Чтобы размять ноги, Пашка прошелся по двору, да до сараев, встал на пригорок, глянул вниз и ахнул — там, внизу, лежал залив — сколько лет смотришь на него, а не можешь привыкнуть, все равно фонареешь. Огромный раскаленный блин своим краем бороздил воду, все не мог утонуть, и залив горел, но кровь была не летняя, густая, а уже чуть разведенная, осенняя, и вдруг солнце начало тонуть, медленно, а потом все быстрее и быстрее, и туда, к дальней крепости, заспешили лодки, зачернели они, загорелись и пропали в солнце.
Ах, черт побери совсем, вот ведь как устроено-то.
Солнце тонет, и залив тут тебе, и тишина, и не плачут еще дожди, а твое тело здорово — ты прямо чувствуешь, как висит и как плывет оно в этом воздухе. Все будет отлично. Снова выкатится солнце. И засияет. Дети вырастут и станут не хуже других людей. Аня выздоровеет. Это само собой. Можно жить. Такая минута. Надольше бы прижать ее к себе. И если что — вспоминать. Можно жить.

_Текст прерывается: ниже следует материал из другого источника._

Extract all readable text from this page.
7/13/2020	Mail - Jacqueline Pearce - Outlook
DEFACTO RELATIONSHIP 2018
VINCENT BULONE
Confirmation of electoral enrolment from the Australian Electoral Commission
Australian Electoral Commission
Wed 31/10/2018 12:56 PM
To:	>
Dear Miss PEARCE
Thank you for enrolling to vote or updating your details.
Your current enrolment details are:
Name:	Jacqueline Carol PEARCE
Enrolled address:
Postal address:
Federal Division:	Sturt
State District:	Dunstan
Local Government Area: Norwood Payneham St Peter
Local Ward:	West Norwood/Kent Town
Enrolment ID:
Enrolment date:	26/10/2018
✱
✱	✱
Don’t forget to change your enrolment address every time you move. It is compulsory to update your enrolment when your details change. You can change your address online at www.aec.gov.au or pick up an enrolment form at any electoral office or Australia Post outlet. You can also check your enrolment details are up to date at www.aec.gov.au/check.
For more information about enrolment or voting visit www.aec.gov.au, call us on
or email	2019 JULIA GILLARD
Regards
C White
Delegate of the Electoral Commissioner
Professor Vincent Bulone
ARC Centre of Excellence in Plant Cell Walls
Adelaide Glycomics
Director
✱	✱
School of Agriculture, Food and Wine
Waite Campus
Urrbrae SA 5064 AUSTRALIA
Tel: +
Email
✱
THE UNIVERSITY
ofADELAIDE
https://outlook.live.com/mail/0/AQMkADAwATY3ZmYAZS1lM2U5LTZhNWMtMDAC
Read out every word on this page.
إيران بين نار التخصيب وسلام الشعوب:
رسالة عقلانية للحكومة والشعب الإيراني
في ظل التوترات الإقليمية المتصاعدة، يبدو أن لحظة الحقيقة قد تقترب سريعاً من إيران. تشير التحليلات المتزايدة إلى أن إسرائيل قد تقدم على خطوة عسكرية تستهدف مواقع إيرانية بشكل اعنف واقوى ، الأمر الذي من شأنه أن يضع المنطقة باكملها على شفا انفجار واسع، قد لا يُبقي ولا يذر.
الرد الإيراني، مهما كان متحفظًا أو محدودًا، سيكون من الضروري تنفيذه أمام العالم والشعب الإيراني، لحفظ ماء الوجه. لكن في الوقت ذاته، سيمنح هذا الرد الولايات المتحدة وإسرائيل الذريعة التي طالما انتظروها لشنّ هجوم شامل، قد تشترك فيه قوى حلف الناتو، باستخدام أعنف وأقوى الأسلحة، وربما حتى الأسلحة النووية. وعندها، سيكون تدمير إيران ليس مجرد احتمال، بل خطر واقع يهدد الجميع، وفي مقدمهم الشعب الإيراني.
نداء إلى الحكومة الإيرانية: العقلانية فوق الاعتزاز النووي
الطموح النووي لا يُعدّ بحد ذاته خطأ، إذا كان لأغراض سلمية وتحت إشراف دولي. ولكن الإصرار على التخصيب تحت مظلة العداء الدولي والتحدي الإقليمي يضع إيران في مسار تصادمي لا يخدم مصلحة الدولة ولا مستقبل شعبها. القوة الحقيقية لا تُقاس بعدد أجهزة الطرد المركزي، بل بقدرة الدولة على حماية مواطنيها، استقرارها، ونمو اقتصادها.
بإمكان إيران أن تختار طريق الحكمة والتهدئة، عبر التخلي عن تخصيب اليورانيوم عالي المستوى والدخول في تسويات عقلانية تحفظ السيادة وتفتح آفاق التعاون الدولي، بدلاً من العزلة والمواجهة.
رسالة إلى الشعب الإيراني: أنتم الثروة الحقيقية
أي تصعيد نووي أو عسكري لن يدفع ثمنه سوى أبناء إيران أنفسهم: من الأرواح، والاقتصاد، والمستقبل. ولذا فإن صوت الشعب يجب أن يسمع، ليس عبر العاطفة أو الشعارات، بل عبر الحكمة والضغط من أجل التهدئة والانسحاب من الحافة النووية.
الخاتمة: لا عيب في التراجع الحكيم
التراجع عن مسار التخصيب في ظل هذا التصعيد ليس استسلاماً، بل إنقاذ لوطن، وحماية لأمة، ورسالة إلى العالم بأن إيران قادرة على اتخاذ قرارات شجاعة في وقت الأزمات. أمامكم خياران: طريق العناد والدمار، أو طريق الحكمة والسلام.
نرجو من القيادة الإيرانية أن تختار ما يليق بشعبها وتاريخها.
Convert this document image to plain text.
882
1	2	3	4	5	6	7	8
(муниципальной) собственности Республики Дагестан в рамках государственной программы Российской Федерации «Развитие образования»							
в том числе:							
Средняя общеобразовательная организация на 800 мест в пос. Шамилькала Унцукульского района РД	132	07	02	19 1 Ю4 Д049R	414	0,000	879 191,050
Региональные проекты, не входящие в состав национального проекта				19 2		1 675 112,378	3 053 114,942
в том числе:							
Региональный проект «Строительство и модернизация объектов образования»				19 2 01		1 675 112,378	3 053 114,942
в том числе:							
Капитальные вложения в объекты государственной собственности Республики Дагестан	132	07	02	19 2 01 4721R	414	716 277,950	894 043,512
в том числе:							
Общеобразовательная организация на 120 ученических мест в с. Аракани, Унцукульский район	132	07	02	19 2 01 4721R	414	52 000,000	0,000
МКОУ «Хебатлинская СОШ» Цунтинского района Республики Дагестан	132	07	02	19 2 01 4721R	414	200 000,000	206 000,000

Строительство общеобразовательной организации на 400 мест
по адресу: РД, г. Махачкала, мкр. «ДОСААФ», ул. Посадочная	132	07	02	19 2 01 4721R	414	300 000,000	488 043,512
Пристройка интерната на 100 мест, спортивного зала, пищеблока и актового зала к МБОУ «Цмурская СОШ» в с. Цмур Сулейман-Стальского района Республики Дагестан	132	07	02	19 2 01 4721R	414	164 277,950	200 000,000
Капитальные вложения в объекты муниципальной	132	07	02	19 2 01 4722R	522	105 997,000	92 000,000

А первые три года! Солнце не заходит. От Пяльцев до залива дойдет и обратно пошло. И белая ночь сияет круглый год. Даже надоедало. Ну вроде уж совсем все хорошо, так не бывает. А было!
Работаешь — пусть тебя дождем зальет, пусть мороз надрывается, пусть снег лицо колошматит, — а знаешь: через два часа полетишь домой. И не задержишься ни с кем, и, когда несешься с электрички, знакомым только рукой помашешь — привет-привет, дух из меня вон, но не могу остановиться — и взбежишь по лестнице, а перед домом отдышишься, достоинство поддержать-то надо, и раз — шаг, и два, и три, а на четвертом шагу дверь распахивается. В дверях Аня. Ждала.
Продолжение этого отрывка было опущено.